3. **slice_params bytes**: not yet inspected by printk.
### Regression check (non-HEVC anchors)
Run with αpha-25 + α-26 changes:
| Codec | Result | Notes |
|---|---|---|
| H.264 (bbb_1080p30_h264, 3 frames) | **HW = kdirect byte-equal** | Bug 4 FIXED |
| HEVC (bbb_720p10s_hevc, 1 frame) | HW = kdirect byte-equal | Frame 1 FIXED |
| HEVC (bbb_720p10s_hevc, 10 frames) | HW ≠ kdirect | Frame 2+ separate bug |
| VP9 (bbb_720p10s_vp9) | HW = SW byte-equal | Unchanged |
| MPEG-2 (bbb_720p10s_mpeg2) | **Not testable this boot** | Pre-existing: vainfo only advertises rkvdec profiles, hantro paths not multi-probed |
| VP8 (bbb_720p10s_vp8) | **Not testable this boot** | Same pre-existing issue |
The MPEG-2 / VP8 "not testable" state is due to libva backend's single-device auto-select (chose rkvdec at /dev/video1+/dev/media0 this boot). rkvdec doesn't advertise MPEG-2 / VP8 profiles. To test these, would need libva-side multi-device profile-probe or explicit env override.

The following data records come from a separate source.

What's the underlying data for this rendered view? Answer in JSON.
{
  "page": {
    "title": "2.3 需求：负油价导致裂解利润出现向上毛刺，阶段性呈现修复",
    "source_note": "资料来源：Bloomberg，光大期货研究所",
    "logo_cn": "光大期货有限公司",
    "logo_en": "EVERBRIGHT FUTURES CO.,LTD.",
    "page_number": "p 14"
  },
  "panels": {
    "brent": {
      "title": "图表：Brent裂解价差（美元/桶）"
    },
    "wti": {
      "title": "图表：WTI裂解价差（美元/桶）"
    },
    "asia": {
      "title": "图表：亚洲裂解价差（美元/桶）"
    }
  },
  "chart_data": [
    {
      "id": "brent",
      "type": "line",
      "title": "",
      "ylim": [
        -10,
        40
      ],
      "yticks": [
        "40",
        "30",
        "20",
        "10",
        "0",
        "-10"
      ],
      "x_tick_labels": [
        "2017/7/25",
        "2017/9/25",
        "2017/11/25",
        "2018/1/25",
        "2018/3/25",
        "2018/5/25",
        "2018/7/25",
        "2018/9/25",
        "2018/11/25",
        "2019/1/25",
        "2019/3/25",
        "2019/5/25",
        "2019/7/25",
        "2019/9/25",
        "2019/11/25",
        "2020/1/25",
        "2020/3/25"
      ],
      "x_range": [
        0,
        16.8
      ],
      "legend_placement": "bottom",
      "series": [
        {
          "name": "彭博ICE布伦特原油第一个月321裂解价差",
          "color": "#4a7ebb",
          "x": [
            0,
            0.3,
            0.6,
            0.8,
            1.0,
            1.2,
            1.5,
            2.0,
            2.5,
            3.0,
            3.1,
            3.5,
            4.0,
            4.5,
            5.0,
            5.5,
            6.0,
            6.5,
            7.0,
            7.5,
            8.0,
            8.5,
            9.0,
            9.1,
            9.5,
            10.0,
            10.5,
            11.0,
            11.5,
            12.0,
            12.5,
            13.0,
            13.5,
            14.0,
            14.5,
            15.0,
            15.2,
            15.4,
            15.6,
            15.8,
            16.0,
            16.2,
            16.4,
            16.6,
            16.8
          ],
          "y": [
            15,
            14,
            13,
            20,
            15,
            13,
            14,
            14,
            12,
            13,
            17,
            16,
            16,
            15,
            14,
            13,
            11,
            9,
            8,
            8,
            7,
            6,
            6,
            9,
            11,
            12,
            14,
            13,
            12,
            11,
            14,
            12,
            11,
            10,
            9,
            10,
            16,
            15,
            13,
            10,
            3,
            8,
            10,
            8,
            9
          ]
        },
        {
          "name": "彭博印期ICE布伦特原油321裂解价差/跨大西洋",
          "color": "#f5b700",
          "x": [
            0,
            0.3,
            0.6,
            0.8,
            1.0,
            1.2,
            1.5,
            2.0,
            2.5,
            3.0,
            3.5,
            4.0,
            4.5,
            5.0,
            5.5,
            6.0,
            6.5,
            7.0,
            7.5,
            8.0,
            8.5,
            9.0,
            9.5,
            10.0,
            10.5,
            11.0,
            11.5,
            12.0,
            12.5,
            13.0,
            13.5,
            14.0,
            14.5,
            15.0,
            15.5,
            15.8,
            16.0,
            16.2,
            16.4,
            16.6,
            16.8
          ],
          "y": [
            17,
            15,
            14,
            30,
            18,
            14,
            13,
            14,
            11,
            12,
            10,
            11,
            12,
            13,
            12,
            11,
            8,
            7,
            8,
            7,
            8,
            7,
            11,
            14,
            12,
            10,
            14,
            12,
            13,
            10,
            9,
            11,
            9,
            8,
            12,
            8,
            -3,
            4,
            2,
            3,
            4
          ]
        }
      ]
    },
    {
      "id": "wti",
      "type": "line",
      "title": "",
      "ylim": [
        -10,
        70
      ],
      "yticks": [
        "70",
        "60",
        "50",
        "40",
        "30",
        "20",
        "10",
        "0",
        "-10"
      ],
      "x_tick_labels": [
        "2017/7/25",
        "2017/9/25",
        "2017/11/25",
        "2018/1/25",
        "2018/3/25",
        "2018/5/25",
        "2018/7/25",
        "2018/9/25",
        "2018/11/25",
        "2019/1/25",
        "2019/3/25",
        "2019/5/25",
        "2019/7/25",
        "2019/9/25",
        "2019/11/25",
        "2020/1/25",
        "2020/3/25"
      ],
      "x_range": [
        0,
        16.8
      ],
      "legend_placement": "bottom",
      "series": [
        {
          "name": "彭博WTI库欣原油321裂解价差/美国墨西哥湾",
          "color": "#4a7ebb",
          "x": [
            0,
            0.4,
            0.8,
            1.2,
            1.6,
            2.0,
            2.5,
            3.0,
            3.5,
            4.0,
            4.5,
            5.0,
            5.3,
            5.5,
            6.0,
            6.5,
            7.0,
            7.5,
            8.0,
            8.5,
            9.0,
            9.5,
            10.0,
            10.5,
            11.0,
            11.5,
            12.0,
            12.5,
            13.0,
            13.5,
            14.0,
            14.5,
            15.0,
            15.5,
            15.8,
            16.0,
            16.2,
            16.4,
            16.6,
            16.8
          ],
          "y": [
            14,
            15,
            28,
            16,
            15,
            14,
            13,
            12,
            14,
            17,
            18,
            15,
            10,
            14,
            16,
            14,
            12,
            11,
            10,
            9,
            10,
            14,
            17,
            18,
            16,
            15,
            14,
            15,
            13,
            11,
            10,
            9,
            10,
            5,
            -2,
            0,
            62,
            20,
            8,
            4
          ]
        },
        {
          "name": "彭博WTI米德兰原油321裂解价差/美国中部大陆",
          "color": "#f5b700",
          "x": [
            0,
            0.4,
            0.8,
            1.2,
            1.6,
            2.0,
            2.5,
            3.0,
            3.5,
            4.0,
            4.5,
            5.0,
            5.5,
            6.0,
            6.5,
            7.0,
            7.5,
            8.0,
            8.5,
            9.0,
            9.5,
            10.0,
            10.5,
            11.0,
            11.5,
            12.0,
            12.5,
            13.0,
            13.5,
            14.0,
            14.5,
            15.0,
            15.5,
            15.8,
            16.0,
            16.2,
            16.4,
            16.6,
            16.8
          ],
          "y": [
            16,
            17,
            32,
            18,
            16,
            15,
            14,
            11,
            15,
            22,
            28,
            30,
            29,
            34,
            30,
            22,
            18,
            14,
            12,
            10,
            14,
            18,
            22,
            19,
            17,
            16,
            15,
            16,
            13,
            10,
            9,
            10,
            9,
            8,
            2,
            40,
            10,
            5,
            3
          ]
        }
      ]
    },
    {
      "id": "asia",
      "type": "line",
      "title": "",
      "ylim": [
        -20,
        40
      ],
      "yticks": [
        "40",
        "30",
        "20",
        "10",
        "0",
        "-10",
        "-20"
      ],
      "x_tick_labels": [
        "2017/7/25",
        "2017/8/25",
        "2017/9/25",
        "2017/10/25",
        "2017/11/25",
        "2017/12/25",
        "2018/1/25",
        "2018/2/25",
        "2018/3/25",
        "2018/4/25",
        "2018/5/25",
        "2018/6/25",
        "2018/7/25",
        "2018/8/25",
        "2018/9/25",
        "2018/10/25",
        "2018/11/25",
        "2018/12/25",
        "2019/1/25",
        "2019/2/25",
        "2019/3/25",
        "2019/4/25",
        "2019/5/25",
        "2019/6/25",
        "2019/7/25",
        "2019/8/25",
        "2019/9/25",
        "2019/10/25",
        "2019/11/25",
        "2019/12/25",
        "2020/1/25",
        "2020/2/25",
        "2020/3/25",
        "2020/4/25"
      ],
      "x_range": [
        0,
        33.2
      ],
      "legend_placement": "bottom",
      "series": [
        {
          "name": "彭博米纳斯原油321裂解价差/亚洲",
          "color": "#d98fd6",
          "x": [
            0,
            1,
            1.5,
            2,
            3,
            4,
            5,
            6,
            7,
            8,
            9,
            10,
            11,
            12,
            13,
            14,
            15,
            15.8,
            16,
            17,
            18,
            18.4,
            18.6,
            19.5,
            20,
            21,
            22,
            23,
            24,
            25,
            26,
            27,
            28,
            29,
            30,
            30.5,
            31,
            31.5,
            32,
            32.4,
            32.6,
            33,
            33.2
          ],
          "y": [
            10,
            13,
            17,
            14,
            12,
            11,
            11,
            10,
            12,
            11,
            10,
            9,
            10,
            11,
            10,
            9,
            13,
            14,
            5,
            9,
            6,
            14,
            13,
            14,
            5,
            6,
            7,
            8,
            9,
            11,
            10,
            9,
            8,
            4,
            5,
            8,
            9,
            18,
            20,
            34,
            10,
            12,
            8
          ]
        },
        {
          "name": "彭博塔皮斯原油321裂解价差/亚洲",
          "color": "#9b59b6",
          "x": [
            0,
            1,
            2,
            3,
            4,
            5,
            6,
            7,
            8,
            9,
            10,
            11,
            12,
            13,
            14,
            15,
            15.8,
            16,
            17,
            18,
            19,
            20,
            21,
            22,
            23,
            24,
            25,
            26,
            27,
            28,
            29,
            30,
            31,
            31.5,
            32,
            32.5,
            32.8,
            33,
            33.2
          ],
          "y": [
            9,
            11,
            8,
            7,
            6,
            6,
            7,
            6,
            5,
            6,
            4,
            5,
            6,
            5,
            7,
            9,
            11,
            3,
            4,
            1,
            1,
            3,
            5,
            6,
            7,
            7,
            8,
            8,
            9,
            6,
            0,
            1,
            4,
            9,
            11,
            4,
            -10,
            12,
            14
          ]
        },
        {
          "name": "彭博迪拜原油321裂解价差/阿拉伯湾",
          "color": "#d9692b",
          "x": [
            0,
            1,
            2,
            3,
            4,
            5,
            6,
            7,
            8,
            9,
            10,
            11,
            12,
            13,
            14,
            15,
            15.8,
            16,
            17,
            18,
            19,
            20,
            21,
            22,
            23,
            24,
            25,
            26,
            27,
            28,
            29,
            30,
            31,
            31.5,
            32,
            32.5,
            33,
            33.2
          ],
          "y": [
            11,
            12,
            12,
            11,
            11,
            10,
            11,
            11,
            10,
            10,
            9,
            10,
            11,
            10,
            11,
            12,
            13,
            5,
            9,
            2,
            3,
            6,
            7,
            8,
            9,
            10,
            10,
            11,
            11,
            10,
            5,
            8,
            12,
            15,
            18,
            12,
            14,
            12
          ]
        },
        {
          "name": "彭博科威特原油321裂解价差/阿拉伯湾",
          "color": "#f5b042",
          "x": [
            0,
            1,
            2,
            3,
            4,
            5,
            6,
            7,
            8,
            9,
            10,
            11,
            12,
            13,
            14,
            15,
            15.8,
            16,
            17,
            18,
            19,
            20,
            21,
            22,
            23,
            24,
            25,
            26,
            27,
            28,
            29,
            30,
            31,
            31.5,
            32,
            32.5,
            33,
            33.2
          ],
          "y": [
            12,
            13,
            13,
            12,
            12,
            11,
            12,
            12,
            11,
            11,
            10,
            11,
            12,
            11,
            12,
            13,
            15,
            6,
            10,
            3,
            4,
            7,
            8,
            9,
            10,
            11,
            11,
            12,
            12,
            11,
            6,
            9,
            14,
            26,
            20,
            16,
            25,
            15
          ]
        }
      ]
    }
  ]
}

### Major campaign milestone
**Bug 4 (H.264 keyframe-partial → all-correct)** and **Bug 5 (HEVC libva all-zero → frame 1 correct)** root causes identified and **PARTIALLY FIXED** in two iterations after the 6 kernel-printk diagnostic iterations narrowed the failure to `rkvdec_s_ctrl -EBUSY` on first SPS.
H.264 is now fully byte-equivalent to kdirect. HEVC has one remaining bug (frame 2+).
### Substrate state at iter26 close
- Backend fork tip: `66ef848` (α-25 + H264-flag-fix + α-26).
- Kernel `7.0-8` with diagnostic printks (will eventually revert to clean baseline).
- 5-codec status: H264 ✅, HEVC ⚠️ (frame 1 ✅), VP9 ✅, MPEG-2/VP8 untestable this boot.
### iter27 candidate
Add iter20-style kernel printk extension to dump `dp[64..96]` covering `dpb[0..1]` entries. Compare libva vs kdirect DPB entries for HEVC frame 2 to identify if it's:
- (a) timestamp mismatch → libva references a non-existent CAPTURE buffer.
- (b) pic_order_cnt_val mismatch.
- (c) DPB entry flags mismatch.
OR alternatively, just inspect slice_params bytes for frame 2 (rkvdec's `run.slices_params[0]` printk extension).
### Lesson
Two iterations of libva-side patches (α-25 = synthetic SPS, α-26 = st_rps_bits) after the 24-iteration kernel-printk localization fixed Bug 4 fully and Bug 5 partially. The campaign's wire-byte hypothesis arc (iter11-iter18) was overturned by kernel printk, but THEN the actual fix was almost entirely on the libva side. The kernel was correct.